Hence, the plaintiff appeals to this Court.
5. The plaintiff has also filed an application under Order 23 Rule 1 of the Civil P. C. seeking leave to withdraw the suit on the ground that during the pendency of the appeal, the defendant died, and, consequently, her right has been enlarged and she is now entitled to one-half of the suit properties as a co-widow of Shivappa. She has further stated that owing to the intervention of this subsequent event, there is a defect in the suit akin to a formal defect and, therefore, this Court should permit her to withdraw the suit so as to institute a fresh suit.
6. This application has been resisted by the respondent on the ground that there is no formal defect in the suit and her claim that she is entitled to one-half of the suit properties as a co-widow of Shivappa depends upon the proof of her second marriage and it could not be considered as a formal defect within the meaning and scope of Order 23 Rule 1. I think, the objection of the respondent is well-founded. Formal defect denotes every kind of defect which does not affect the merits of the case. The plaintiff's contention that she is now entitled to one-half of the suit properties as a co-widow of Shivappa due to the death of her father-in-law also depends entirely upon the proof of her second marriage. That is the primary question to be determined on merits in this appeal. It is, therefore, not a formal defect; nor there is any other sufficient ground in this case for granting leave to the plaintiff to withdraw the suit, The application is accordingly rejected.

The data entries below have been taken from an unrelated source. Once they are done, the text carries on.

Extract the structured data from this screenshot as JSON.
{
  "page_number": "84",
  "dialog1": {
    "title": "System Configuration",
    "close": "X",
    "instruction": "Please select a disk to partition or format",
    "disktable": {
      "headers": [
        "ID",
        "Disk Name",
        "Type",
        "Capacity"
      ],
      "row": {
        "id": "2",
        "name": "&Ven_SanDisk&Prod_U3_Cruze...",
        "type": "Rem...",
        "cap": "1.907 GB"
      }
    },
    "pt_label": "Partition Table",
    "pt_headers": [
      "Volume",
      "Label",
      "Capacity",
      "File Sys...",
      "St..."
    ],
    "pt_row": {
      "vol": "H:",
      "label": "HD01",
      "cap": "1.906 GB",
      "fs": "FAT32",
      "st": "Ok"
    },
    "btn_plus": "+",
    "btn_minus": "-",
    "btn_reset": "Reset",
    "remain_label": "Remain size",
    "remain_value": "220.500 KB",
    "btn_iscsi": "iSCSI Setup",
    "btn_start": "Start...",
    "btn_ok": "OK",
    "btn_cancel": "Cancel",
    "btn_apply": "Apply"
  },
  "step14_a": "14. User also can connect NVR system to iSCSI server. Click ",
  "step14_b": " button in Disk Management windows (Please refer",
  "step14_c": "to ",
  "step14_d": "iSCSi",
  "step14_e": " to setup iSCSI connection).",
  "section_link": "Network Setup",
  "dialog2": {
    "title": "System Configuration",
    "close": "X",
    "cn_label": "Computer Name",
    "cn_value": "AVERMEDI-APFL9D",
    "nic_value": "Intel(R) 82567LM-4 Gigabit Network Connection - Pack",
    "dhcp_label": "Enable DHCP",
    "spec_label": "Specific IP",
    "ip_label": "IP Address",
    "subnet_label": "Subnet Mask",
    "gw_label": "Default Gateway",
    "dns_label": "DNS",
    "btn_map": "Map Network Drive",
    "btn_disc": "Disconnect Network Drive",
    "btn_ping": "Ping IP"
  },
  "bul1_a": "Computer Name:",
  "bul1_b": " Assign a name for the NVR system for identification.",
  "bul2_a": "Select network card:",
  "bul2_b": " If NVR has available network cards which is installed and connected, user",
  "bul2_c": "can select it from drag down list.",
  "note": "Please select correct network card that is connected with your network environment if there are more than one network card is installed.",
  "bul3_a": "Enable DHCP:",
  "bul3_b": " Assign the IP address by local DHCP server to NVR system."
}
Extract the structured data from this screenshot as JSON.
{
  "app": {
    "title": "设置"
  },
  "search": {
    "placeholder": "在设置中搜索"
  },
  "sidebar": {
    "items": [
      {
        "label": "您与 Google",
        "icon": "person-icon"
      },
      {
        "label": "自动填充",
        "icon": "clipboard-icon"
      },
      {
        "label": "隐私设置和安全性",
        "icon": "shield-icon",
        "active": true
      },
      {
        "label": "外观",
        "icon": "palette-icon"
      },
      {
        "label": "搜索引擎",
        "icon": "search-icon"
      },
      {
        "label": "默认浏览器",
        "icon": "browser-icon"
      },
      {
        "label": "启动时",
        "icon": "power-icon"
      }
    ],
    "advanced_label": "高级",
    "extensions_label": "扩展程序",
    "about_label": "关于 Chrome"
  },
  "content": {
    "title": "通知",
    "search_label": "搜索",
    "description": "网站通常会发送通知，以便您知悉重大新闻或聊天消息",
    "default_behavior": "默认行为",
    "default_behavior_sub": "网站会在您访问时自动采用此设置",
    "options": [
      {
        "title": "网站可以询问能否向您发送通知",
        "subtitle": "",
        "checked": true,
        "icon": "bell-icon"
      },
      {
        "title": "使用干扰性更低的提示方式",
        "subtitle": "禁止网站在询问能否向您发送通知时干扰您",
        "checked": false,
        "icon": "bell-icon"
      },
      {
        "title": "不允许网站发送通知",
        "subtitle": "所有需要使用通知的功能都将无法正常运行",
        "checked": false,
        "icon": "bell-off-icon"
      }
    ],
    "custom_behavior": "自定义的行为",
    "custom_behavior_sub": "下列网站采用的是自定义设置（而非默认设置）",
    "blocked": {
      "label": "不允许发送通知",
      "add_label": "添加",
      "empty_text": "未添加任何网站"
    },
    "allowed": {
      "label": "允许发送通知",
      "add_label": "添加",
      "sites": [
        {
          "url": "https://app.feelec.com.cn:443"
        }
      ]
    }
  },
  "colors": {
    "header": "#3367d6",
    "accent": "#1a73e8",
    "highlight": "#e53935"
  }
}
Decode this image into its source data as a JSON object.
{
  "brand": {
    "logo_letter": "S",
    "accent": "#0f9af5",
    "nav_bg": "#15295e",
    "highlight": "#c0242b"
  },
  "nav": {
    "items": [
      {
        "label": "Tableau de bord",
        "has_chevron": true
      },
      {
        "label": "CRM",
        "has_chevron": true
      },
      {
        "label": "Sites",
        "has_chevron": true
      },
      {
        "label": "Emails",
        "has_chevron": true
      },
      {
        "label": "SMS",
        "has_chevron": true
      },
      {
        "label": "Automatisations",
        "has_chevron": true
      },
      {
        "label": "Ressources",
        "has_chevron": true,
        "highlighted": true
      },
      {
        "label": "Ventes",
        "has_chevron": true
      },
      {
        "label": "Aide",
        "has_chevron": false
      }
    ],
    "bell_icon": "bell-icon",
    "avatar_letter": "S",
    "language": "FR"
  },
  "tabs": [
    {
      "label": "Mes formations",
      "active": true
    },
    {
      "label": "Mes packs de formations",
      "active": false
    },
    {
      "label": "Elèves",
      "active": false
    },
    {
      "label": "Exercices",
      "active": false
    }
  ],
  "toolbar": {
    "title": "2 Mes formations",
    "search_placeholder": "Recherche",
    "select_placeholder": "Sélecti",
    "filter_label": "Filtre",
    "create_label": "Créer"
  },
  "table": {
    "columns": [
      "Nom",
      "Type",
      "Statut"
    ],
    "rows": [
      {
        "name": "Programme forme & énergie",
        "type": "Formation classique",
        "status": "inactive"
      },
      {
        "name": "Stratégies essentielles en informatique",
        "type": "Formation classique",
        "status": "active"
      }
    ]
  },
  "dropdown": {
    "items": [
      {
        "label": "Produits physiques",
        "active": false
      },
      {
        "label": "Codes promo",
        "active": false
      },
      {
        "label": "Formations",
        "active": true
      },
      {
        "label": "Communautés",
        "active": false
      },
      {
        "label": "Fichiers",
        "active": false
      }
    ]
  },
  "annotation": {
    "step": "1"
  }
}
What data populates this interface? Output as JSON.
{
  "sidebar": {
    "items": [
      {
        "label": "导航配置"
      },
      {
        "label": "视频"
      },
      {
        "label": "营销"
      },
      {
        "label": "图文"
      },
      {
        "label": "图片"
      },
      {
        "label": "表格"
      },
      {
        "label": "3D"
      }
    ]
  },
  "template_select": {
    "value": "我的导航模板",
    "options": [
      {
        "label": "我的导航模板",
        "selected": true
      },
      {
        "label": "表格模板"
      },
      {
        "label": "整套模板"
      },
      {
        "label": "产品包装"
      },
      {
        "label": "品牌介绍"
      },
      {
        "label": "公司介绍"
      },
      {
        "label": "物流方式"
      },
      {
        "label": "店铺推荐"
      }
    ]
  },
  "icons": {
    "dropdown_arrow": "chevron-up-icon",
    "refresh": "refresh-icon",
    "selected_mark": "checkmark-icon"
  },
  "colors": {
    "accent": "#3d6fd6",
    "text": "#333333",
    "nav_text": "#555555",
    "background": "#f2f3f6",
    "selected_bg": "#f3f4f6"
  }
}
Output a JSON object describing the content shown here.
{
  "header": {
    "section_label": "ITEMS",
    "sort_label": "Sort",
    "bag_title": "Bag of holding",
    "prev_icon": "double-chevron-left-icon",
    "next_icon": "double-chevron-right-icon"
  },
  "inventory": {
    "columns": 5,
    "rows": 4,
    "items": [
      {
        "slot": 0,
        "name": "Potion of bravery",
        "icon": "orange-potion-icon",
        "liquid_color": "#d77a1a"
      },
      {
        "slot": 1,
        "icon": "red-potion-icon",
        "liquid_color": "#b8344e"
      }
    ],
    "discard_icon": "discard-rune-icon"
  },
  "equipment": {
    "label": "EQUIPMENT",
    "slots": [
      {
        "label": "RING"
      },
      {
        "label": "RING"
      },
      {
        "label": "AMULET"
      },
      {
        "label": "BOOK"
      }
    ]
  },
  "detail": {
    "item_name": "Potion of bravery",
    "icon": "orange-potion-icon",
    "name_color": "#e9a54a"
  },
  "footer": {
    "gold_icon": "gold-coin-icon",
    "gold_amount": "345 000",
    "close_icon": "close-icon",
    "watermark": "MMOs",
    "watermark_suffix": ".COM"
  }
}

7. Turning now to the merits of the case, on the question of Udiki form of marriage, she has not averred anything in her plaint. The defendant in his written statement, did point out that the plaintiff was not married to Shivappa and sha has married one man called Rahutappa Shivappa Bilgi of Uppaldinni who died after some years after the marriage, in the course of the evidence, the plaintiff has admitted her first marriage with R. S. Bilgi. That being so, the form of marriage which she could have undergone with Shivappa was that of only the customary Udiki form of marriage. In order to prove that form of marriage, she has examined P. W. 2 and P. W. 3. Their evidence, as observed by the appellate Court, falls short of the requirement. The anxiety prevailed upon me to go through that evidence as it pertains to the status of a woman apart from her right to maintenance. But, I cannot help her. Her evidence is most unsatisfactory. It is nowhere near the standard of proof required in such cases.
Apart from that, there is a greater infirmity in this case. As held by the Andhra Pradesh High Court in Malakayya v. Avati Buchamma, : AIR1973AP208 , where a marriage is alleged to have been performed in accordance with any modified form of Shastric Hindu Law, it must be pleaded and proved as a custom and, in the absence of pleadings, no amount of evidence could be looked into. Plaintiff knew very well when it was brought to her notice in the written statement that she was required to prove the customary marriage. She has not made any attempt to amend her plaint nor produced satisfactory proof of her marriage in the Udiki form,
8. In the result, the appeal fails and is dismissed; but, in the circumstances, I make no order as to costs.